There is yet another intriguing facet to this litigation. The judgment dismissing the article 78 proceeding was entered on December 30, 1976. However, there is an antecedent summary proceeding pending which has been stayed pending the determination of this appeal. Thus, a summary proceeding for nonpayment of rent, by dint of petitioner’s attorney’s efforts, has been shorn of its summary character. The very issue now posed, i.e., the lawful amount of rent claimed to be due, could have been raised in the Civil Court, for it is a sine qua non in summary proceedings, if the defense is pleaded, that the landlord is put to its proof that the rent asserted is the lawful rent.

We note several of the observations set forth in the dissent. Initially, we have not suggested to petitioner an "alternative remedy” of a defense in a summary proceeding. Indeed, that proceeding preceded the instant article 78 proceeding and is still pending. It has been stayed abiding the resolution of this proceeding. Thus, there is available to the tenant an opportunity before a court of law—not an administrative hearing officer—to challenge the lawfulness of the rent alleged to be due.

Implicit in the dissent is the contention that the majority is denying petitioner an opportunity to rebut; and hence, that we are foreclosing the right to due process.

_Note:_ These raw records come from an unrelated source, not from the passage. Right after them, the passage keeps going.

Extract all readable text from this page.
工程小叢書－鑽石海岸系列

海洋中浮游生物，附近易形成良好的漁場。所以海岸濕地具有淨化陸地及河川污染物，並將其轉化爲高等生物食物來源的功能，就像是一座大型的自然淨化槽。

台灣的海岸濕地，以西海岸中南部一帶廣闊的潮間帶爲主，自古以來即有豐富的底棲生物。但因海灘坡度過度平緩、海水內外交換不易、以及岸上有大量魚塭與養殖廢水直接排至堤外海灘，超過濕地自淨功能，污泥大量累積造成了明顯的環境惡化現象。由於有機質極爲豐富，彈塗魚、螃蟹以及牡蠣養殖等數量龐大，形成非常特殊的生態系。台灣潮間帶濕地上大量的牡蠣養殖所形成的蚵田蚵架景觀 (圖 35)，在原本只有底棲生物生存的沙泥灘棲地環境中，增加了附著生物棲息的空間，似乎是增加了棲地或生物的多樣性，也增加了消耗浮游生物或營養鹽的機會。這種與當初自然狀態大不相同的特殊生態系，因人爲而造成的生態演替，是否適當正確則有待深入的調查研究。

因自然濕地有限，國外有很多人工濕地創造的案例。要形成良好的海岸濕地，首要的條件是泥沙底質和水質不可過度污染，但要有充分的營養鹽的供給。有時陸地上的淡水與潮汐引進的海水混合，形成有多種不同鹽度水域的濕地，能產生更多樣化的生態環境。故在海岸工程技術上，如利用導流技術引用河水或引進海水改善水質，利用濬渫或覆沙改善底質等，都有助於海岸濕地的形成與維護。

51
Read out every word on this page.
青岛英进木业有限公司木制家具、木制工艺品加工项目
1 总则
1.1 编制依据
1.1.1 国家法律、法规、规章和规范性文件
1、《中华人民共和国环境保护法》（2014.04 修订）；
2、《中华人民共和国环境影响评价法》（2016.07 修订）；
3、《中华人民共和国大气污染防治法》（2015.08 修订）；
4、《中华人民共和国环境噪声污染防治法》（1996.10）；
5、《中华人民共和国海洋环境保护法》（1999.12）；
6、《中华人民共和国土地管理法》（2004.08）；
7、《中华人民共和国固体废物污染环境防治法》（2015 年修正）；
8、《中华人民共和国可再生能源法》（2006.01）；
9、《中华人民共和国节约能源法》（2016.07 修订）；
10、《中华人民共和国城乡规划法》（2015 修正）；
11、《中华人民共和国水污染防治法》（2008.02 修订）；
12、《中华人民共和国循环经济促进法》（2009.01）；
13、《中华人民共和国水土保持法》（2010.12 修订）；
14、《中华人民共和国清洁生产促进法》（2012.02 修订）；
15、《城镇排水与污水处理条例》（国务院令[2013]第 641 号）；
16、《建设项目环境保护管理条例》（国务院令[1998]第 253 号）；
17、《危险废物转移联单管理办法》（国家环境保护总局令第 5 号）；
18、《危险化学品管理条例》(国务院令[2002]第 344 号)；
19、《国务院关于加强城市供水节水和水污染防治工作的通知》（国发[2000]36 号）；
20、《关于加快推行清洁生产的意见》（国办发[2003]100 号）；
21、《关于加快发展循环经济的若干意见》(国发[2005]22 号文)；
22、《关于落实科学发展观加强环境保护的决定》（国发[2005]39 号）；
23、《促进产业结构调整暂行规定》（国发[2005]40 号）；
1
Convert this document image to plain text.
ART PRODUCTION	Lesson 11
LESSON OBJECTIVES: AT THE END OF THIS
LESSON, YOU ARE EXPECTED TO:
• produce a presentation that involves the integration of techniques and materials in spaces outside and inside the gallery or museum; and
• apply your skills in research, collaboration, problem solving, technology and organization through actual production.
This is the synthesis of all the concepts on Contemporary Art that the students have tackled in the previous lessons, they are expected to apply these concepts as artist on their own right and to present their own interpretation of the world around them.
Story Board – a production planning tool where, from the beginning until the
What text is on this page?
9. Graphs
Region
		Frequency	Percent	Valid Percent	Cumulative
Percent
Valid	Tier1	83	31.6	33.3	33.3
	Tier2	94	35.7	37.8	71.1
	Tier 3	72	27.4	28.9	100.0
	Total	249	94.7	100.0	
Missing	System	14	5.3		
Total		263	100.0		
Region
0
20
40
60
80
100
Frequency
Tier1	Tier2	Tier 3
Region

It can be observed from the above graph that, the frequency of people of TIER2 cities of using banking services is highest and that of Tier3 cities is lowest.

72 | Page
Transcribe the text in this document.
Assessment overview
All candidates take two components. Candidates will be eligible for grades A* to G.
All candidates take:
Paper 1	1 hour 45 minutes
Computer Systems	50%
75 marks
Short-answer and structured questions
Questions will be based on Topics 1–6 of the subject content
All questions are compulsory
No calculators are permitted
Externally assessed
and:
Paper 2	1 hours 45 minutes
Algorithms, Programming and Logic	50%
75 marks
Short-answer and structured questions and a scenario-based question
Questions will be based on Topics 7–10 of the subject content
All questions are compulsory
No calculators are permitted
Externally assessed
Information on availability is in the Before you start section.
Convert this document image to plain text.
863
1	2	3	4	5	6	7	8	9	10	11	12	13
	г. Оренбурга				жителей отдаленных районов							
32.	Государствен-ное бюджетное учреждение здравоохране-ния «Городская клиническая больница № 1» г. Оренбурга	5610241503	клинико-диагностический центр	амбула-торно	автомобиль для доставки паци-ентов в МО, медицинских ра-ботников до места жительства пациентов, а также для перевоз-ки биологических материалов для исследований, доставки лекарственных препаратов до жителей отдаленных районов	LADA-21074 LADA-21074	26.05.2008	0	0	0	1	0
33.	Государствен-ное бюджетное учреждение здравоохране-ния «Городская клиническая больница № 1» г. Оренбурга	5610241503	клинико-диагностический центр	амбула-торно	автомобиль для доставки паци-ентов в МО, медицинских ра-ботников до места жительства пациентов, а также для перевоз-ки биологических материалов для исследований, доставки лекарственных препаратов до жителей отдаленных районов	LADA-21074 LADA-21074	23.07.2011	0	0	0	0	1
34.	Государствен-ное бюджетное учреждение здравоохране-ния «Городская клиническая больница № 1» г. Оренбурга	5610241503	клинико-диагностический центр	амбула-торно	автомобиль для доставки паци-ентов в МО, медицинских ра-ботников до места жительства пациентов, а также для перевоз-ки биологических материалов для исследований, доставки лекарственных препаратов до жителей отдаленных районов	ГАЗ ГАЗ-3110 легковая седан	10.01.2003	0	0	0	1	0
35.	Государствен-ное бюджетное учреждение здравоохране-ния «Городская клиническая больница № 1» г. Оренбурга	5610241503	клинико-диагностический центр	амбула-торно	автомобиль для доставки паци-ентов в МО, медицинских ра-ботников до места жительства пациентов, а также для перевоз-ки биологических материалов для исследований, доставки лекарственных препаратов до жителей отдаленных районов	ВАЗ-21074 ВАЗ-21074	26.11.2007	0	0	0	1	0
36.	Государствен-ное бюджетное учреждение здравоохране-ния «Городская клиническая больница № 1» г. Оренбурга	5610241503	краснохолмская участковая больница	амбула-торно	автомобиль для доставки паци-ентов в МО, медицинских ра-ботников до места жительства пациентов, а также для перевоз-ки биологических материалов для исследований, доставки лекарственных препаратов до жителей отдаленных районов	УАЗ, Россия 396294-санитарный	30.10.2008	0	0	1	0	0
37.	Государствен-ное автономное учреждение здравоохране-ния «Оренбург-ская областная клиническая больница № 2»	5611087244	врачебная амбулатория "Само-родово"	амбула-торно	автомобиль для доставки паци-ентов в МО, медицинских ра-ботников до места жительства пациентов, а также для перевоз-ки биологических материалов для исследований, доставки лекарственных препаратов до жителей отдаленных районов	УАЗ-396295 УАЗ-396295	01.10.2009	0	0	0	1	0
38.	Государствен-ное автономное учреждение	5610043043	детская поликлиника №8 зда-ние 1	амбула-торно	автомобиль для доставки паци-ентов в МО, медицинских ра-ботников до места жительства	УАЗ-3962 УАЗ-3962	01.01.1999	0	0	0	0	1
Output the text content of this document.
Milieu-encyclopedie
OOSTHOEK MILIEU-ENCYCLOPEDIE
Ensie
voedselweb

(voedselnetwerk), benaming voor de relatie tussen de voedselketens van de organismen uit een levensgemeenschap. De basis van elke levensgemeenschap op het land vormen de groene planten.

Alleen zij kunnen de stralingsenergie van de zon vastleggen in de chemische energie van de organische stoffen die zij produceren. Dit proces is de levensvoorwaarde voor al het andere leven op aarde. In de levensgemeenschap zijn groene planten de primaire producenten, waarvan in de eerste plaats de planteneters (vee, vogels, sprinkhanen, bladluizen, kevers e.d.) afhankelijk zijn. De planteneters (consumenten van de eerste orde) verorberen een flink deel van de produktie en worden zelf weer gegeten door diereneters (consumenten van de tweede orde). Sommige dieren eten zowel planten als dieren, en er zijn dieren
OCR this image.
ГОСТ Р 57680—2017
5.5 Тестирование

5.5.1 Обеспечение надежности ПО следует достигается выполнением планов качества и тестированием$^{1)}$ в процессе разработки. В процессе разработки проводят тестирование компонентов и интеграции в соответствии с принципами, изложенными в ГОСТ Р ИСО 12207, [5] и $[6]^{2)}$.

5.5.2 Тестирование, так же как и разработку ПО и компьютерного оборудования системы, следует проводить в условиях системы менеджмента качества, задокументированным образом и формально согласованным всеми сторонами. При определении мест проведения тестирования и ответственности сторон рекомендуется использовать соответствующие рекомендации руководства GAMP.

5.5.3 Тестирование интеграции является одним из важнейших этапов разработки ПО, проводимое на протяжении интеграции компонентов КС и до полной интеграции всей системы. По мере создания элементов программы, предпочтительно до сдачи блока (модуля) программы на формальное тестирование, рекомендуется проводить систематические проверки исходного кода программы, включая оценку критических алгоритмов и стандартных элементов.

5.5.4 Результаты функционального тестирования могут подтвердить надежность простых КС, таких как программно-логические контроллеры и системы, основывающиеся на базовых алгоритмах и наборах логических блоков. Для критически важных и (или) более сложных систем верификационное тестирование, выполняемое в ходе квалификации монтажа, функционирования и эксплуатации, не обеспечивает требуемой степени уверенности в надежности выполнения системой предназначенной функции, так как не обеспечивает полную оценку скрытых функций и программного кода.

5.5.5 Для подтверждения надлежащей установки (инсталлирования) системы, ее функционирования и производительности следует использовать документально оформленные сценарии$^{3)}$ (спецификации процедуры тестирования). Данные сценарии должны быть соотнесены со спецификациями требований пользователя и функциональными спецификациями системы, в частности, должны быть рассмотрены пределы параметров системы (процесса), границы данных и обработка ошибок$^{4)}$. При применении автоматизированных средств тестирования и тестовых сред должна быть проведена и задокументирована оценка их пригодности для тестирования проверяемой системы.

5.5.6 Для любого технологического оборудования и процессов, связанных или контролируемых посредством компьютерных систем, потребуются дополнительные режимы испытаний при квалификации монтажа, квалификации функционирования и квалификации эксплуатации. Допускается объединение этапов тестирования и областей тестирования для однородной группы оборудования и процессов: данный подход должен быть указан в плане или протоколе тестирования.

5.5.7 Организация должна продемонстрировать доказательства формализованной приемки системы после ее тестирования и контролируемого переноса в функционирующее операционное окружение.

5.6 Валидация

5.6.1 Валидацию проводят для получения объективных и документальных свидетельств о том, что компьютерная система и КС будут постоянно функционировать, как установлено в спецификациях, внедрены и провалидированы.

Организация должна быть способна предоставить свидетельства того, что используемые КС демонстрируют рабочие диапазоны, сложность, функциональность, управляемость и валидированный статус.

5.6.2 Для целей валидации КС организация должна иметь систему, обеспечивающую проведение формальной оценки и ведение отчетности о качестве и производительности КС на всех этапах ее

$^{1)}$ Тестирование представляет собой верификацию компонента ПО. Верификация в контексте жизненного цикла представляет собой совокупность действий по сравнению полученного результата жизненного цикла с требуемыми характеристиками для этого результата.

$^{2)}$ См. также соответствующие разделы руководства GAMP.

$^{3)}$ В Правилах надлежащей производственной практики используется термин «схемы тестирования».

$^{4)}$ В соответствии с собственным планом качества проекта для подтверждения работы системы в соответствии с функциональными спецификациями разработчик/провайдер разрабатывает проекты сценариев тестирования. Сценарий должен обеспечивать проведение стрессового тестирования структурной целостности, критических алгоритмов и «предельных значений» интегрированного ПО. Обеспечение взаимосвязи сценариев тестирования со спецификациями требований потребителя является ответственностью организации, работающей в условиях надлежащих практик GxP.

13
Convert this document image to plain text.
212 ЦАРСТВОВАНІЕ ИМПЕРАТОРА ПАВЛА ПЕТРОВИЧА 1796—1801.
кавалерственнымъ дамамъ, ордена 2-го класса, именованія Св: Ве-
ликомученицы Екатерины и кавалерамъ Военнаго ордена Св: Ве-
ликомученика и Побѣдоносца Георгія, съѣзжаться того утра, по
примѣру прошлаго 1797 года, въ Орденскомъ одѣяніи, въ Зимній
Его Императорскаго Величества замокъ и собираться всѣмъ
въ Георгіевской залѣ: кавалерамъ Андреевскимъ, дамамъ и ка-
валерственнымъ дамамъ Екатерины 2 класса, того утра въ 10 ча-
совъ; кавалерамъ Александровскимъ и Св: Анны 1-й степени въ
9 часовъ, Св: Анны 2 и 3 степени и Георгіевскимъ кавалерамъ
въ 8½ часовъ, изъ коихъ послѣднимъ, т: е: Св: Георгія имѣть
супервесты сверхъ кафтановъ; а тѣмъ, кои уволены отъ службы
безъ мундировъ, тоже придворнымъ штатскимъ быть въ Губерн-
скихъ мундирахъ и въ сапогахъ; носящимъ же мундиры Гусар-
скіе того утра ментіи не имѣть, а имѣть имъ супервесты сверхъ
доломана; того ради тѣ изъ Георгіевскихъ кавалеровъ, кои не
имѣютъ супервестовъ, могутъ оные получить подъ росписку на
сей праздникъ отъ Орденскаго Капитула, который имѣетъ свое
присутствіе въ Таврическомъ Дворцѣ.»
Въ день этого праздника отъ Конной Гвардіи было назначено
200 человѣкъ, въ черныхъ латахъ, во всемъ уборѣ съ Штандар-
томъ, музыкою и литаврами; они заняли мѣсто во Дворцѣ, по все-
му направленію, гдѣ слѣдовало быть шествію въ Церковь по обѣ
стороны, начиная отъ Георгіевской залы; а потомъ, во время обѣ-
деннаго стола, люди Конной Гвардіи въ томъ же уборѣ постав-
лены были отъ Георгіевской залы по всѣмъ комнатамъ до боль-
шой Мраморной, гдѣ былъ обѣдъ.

Petitioner’s daughter and son-in-law submitted receipts purportedly establishing their residence elsewhere, but the receipts covered other periods. Indeed, when petitioner’s counsel displayed a lease as evidence that they had established a new residence, respondent reduced the rent. The tenant has had ample *122opportunity to marshal and present his evidence. The informality of the occasion is not tantamount to denying opportunity or leave.

In our view, there is no justification for finding that "sharp specific issues of fact exist”. On the contrary, the very record reflects only adroit maneuvers bereft of legal substance to enmesh the Housing Authority in inextricable procedural snags. The statistics we quoted were derived from Burr (supra). Surely, to note in this novel case that the Housing Authority operates some 188 housing projects, containing 155,160 apartments, occupied by approximately 600,000 persons, is to illustrate the magnitude of the basic issue and the realities. As Mr. Justice Oliver Wendell Holmes observed in Moyer v Peabody (212 US 78, 84): "But it is familiar that what is due process of law depends on circumstances. It varies with the subject-matter and the necessities of the situation.”

Lastly, the dissent postulates the existence of a common thread in Escalera (425 F2d 853, supra) and Burr (479 F2d 1165, supra). We find none. Escalera involved the eviction of a tenant for damages to the freehold. At bar, the tenant was under an affirmative obligation to report his income and increased occupancy so that the rent could be adjusted, i.e., increased or reduced. Petitioner did not do so. We see no sharp issue.

It would appear that the tenant’s daughter and son-in-law never anticipated that the Housing Authority might crosscheck their application and thereby become aware of both increased family income and occupancy. Nevertheless, there was ample and appropriate opportunity accorded to overcome and to explain their own admissions. There are neither "circumstances”, "subject-matter” nor "necessities” compelling a "fair hearing” as envisioned by the dissent.